Nello spazio in mezzo giace la famiglia, condannata a causa della sua ideologia puritana, intrinsecamente calvinista, per la quale il libero arbitrio nelle vite umane è in sé espressione di Satana, e la santità uno stato inerziale di grazia cui aspirare senza speme. Il sonno della ragione genera mostri, visioni macabre di corvi che straziano seni materni, mammelle di capre che eiaculano sangue, fobie, sensi di colpa, raptus omicidi. Quando la famiglia perde le abituali coordinate, quando Geova si dissolve innanzi all’inesorabilità del male, ecco che il nucleo sociale primigenio ritorna allo stadio primordiale, i ruoli si sovvertono, il patriarcato soccombe al matriarcato «Tu, inetto, hai lasciato che mamma fosse il capofamiglia!», urla Thomasin al padre, il matriarcato è a sua volta minacciato dalla successione, quando fioriscono i seni e il ventre della figlia vergine adolescente. Dal caos dei sessi si erge l’allegoria, Black Philip, già oggetto di culto virale negli States, vero maschio alfa capace di ristabilire l’ordine, il suo ordine. Sesso e sangue sono condizioni necessarie per l’esistenza della fiaba, ma non sufficienti: intervistato sul tema, Eggers ha nicchiato, lasciando aperto il film a un florilegio di dubbie interpretazioni. Certo invece è il suo intento filologico, le parole sono importanti quanto la Parola di Dio: i dialoghi sono nell’inglese parlato all’epoca, e la maggior parte di essi proviene da The Practice of Piety di Louis Bayley, una sorta di manuale del perfetto calvinista, molto in voga nel XVII secolo. Papà William e mamma Kathy sono interpretati da attori britannici, la loro parlata quindi non è impura, Thomasin invece è l’esordiente americana Anya Taylor-Joy (simillima a Bryce Dallas Howard in The Village), di genitori angloispanici.
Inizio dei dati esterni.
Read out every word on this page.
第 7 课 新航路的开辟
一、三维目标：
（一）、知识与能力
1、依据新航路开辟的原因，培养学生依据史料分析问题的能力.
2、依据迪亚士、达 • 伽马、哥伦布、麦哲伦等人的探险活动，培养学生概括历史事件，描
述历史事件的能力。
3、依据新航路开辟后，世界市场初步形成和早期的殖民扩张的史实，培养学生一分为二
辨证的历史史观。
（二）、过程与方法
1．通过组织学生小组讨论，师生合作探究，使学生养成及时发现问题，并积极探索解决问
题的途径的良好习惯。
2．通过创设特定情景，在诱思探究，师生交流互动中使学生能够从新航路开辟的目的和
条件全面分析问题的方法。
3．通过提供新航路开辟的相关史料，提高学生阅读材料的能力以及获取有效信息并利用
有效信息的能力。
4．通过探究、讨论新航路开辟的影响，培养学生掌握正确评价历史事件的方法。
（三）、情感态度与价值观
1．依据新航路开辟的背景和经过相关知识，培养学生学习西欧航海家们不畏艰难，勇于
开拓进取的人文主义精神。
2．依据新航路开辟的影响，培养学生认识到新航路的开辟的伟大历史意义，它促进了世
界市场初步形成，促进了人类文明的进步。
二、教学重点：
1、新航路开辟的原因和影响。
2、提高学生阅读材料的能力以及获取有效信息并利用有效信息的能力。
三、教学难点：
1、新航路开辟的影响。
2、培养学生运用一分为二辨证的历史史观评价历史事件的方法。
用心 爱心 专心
Benedetto dalla setta del Tempio Satanico (“A transformative Satanic Experience” lo ha definito l’antiprete Jex Blackmore ), The Witch ha già incassato 25 milioni di dollari a fronte di un costo di un milione e di una produzione che dell’economia ha fatto la sua virtù (è girato in luce naturale). è un capolavoro, un “instant cult” anche nei suoi elementi più discutibili, quali quello di collocare il dottor Satana e gentili signore nel regno dei Wendigo, degli stregoni maschi e virili, nelle foreste degli indiani Algonchini. Sul tema, Eggers afferma di essere stato più interessato alla resa emozionale che all’antropologia culturale. Ci credete? Sbagliate: The Witch è ambientato nel 1630, in quelle terre della Nuova Inghilterra vivevano i Penobscot, tribù di etnia algonchina che tramandava il racconto di un gufo bianco e della sua fuga dalle sette streghe, lì vicino erravano i Pequot e le loro storie di streghe assassine. Più a Sud, sempre nella Nuova Inghilterra, si popolavano le colonie del Massachusetts, il luogo maledetto del Processo alle Streghe di Salem. Le prime condannate a Salem appartenevano alla prima generazione di immigrati inglesi, tra loro però c’era anche Tituba, schiava creola del ministro di culto Samuel Parris. United Witches of America quindi, tutte insieme nella sublime visione del sabba, e noi fermi a guardare, nudi di vergogna, tremanti di desiderio.